The site of New Zealand House was acquired in the 1950’s by a rather progressive New Zealand government keen to apply the new language of architectural modernism to a changing role in a new world. The building replaced the famous Carlton Hotel, a giant and rather splendid Edwardian building of which one-third remains in the form of the neighbouring Her Majesty’s Theatre.
The building’s British architects, Robert Matthew, Johnson Marshall and Partners (RMJM), were a new practice in 1953 and knew the London scene well having worked closely with the London County Council and at the time they were working on the Commonwealth Institute in Kensington. New Zealand House’s development was subject to huge scrutiny by numerous bodies, all of which were keen to make a positive contribution to this landmark project. As the first ‘tower and podium’ structure to be built in central London after the war, New Zealand House would be a test case for the new architectural forms pioneered in America with the Lever Building of 1952. Amongst those involved in its final outcome were the London County Council, the Royal Fine Art Commission and the Ministry of Works. These bodies negotiated height restrictions on the final tower, advised towards the employment of suitable materials and dictated terms for its treatment at lower levels; in particular where the new building would meet its historic neighbours.
Although a slightly higher New Zealand House would have certainly been more dynamic, the result is a well-executed compromise of fifteen storeys, rather than the twenty or so originally conceived by RMJM, with a four-storey podium finished to an extremely high standard. The building shows off its structural lightness through the employment of vast areas of plate glass organised in bold horizontal bands between thin floors of reinforced concrete. The view of which from Cockspur Street can still be appreciated. This process created some of the best daylight office spaces in London, that enjoyed open views in all directions and, for pedestrians looking back, appeared transparent. Openness and lightness was and remains a central theme to the building’s form. The tower was finished with a large open terrace at penthouse level where the roofline appears to float unsupported over the viewing areas.

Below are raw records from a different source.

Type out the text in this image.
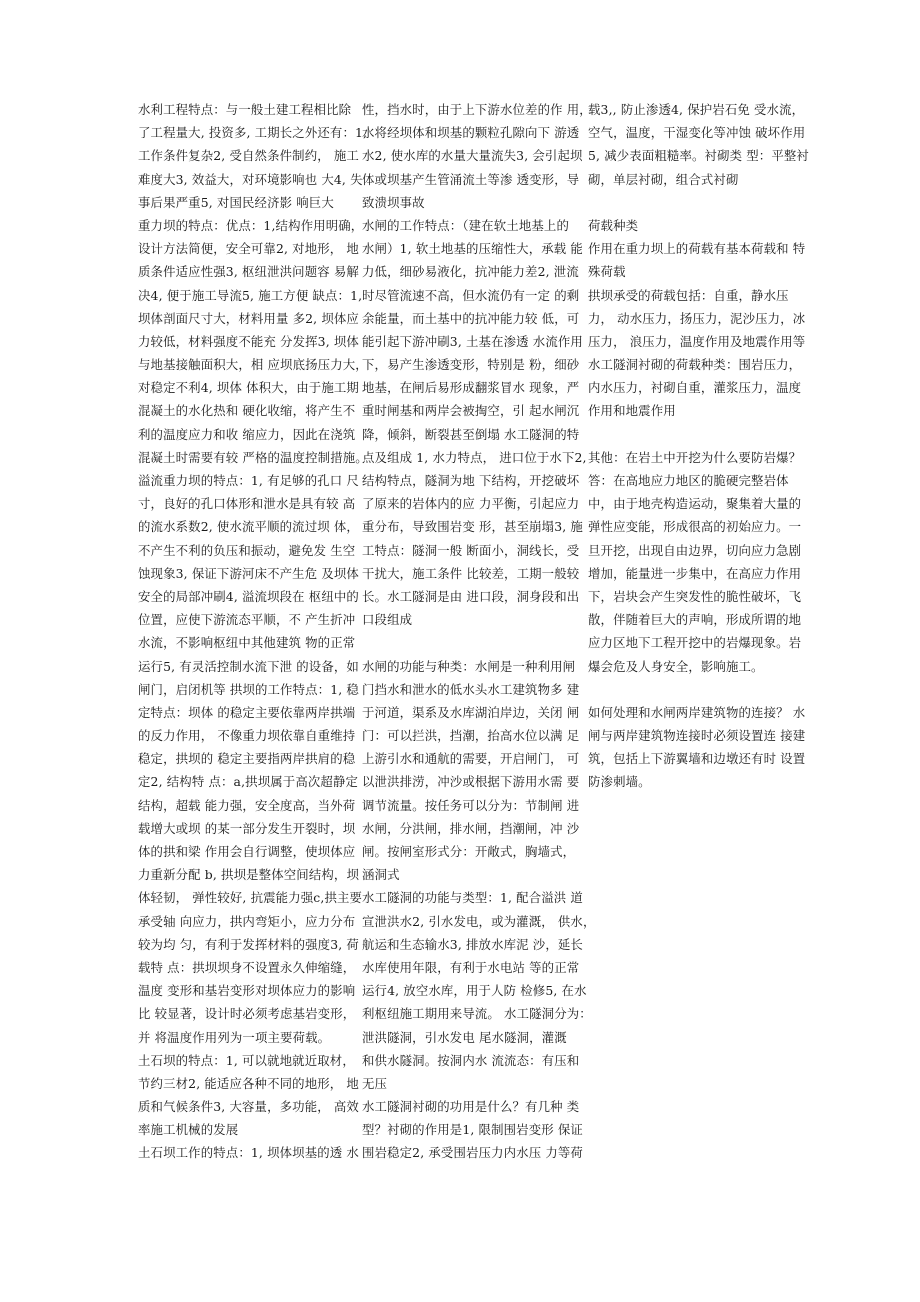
水利工程特点：与一般土建工程相比除
了工程量大, 投资多, 工期长之外还有：1,
工作条件复杂2, 受自然条件制约， 施工
难度大3, 效益大，对环境影响也 大4, 失
事后果严重5, 对国民经济影 响巨大
重力坝的特点：优点：1,结构作用明确，
设计方法简便，安全可靠2, 对地形， 地
质条件适应性强3, 枢纽泄洪问题容 易解
决4, 便于施工导流5, 施工方便 缺点：1,
坝体剖面尺寸大，材料用量 多2, 坝体应
力较低，材料强度不能充 分发挥3, 坝体
与地基接触面积大，相 应坝底扬压力大，
对稳定不利4, 坝体 体积大，由于施工期
混凝土的水化热和 硬化收缩，将产生不
利的温度应力和收 缩应力，因此在浇筑
混凝土时需要有较 严格的温度控制措施。
溢流重力坝的特点：1, 有足够的孔口 尺
寸，良好的孔口体形和泄水是具有较 高
的流水系数2, 使水流平顺的流过坝 体，
不产生不利的负压和振动，避免发 生空
蚀现象3, 保证下游河床不产生危 及坝体
安全的局部冲刷4, 溢流坝段在 枢纽中的
位置，应使下游流态平顺，不 产生折冲
水流，不影响枢纽中其他建筑 物的正常
运行5, 有灵活控制水流下泄 的设备，如
闸门，启闭机等 拱坝的工作特点：1, 稳
定特点：坝体 的稳定主要依靠两岸拱端
的反力作用， 不像重力坝依靠自重维持
稳定，拱坝的 稳定主要指两岸拱肩的稳
定2, 结构特 点：a,拱坝属于高次超静定
结构，超载 能力强，安全度高，当外荷
载增大或坝 的某一部分发生开裂时，坝
体的拱和梁 作用会自行调整，使坝体应
力重新分配 b, 拱坝是整体空间结构，坝
体轻韧， 弹性较好, 抗震能力强c,拱主要
承受轴 向应力，拱内弯矩小，应力分布
较为均 匀，有利于发挥材料的强度3, 荷
载特 点：拱坝坝身不设置永久伸缩缝，
温度 变形和基岩变形对坝体应力的影响
比 较显著，设计时必须考虑基岩变形，
并 将温度作用列为一项主要荷载。
土石坝的特点：1, 可以就地就近取材，
节约三材2, 能适应各种不同的地形， 地
质和气候条件3, 大容量，多功能， 高效
率施工机械的发展
土石坝工作的特点：1, 坝体坝基的透 水
性，挡水时，由于上下游水位差的作 用，
水将经坝体和坝基的颗粒孔隙向下 游透
水2, 使水库的水量大量流失3, 会引起坝
体或坝基产生管涌流土等渗 透变形，导
致溃坝事故
水闸的工作特点：（建在软土地基上的
水闸）1, 软土地基的压缩性大，承载 能
力低，细砂易液化，抗冲能力差2, 泄流
时尽管流速不高，但水流仍有一定 的剩
余能量，而土基中的抗冲能力较 低，可
能引起下游冲刷3, 土基在渗透 水流作用
下，易产生渗透变形，特别是 粉，细砂
地基，在闸后易形成翻浆冒水 现象，严
重时闸基和两岸会被掏空，引 起水闸沉
降，倾斜，断裂甚至倒塌 水工隧洞的特
点及组成 1, 水力特点， 进口位于水下2,
结构特点，隧洞为地 下结构，开挖破坏
了原来的岩体内的应 力平衡，引起应力
重分布，导致围岩变 形，甚至崩塌3, 施
工特点：隧洞一般 断面小，洞线长，受
干扰大，施工条件 比较差，工期一般较
长。水工隧洞是由 进口段，洞身段和出
口段组成
水闸的功能与种类：水闸是一种利用闸
门挡水和泄水的低水头水工建筑物多 建
于河道，渠系及水库湖泊岸边，关闭 闸
门：可以拦洪，挡潮，抬高水位以满 足
上游引水和通航的需要，开启闸门， 可
以泄洪排涝，冲沙或根据下游用水需 要
调节流量。按任务可以分为：节制闸 进
水闸，分洪闸，排水闸，挡潮闸，冲 沙
闸。按闸室形式分：开敞式，胸墙式，
涵洞式
水工隧洞的功能与类型：1, 配合溢洪 道
宣泄洪水2, 引水发电，或为灌溉， 供水，
航运和生态输水3, 排放水库泥 沙，延长
水库使用年限，有利于水电站 等的正常
运行4, 放空水库，用于人防 检修5, 在水
利枢纽施工期用来导流。 水工隧洞分为：
泄洪隧洞，引水发电 尾水隧洞，灌溉
和供水隧洞。按洞内水 流流态：有压和
无压
水工隧洞衬砌的功用是什么？有几种 类
型？衬砌的作用是1, 限制围岩变形 保证
围岩稳定2, 承受围岩压力内水压 力等荷
载3,, 防止渗透4, 保护岩石免 受水流，
空气，温度，干湿变化等冲蚀 破坏作用
5, 减少表面粗糙率。衬砌类 型：平整衬
砌，单层衬砌，组合式衬砌
荷载种类
作用在重力坝上的荷载有基本荷载和 特
殊荷载
拱坝承受的荷载包括：自重，静水压
力， 动水压力，扬压力，泥沙压力，冰
压力， 浪压力，温度作用及地震作用等
水工隧洞衬砌的荷载种类：围岩压力，
内水压力，衬砌自重，灌浆压力，温度
作用和地震作用
其他：在岩土中开挖为什么要防岩爆？
答：在高地应力地区的脆硬完整岩体
中，由于地壳构造运动，聚集着大量的
弹性应变能，形成很高的初始应力。一
旦开挖，出现自由边界，切向应力急剧
增加，能量进一步集中，在高应力作用
下，岩块会产生突发性的脆性破坏，飞
散，伴随着巨大的声响，形成所谓的地
应力区地下工程开挖中的岩爆现象。岩
爆会危及人身安全，影响施工。
如何处理和水闸两岸建筑物的连接？ 水
闸与两岸建筑物连接时必须设置连 接建
筑，包括上下游翼墙和边墩还有时 设置
防渗刺墙。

At street level the podium is finished where possible in Portland stone and its façade follows the line of the street turning the corner into Pall Mall to fill the site. This is most notable from the top of Haymarket. The building’s simple taut skin of glass and stone at this level makes for a particularly stylish contrast to that of the decorative excess of its 19th century neighbours. Its double height ground floor is raised on slim pilotis wrapped in stainless steel. As well as not appearing to age, the columns reinforce the idea of structural lightness to the street, with the oversailing floors providing a welcome arcaded space for the pedestrian and, at its entrance, a far-projecting cantilevered canopy. Despite all this, Pevsner deemed it simply unsatisfactory. At the cornice line a light band of Portland stone carries the podium around the corner framing yet another large open terrace, this time with an L-shaped garden. The interiors were finished to an extremely high standard with RMJM paying close attention to designing bespoke washbasins, light fittings and planters. Wooden fixtures were finished in New Zealand timbers and public spaces characterised by other native details and predominantly Scandinavian furniture.
In the 1970s, due to the thermal weaknesses of such an expanse of plate glass, the building was curtained. This act has detracted somewhat from the lightness envisioned by the architects, particularly on the tower, but it provided a simple solution without any major overhaul of the building.
New Zealand House is not without its detractors; the building’s geometry is often criticised. The tower for example does not line up with the edge of the building’s lower portion and its ‘unwarranted importance’ on the skyline of the West End is still a challenging issue for some.
Despite being over forty years old, New Zealand House has managed to maintain its fresh and bold appearance. Unlike many of its contemporaries it has not had to suffer the indignity of commercial restyling or neglect. New Zealand House is not an aggressive assertion of an architectural absolutism. In contrast, it has great humanity; its construction ushered in the restoration of the neighbouring Royal Opera Arcade for example. As embassies (or rather high commissions in this case) go, it is a bold public statement and has certainly done much to contribute towards the average Londoner’s awareness of those far-flung islands in the South Pacific. New Zealand House was Grade II listed in 1995.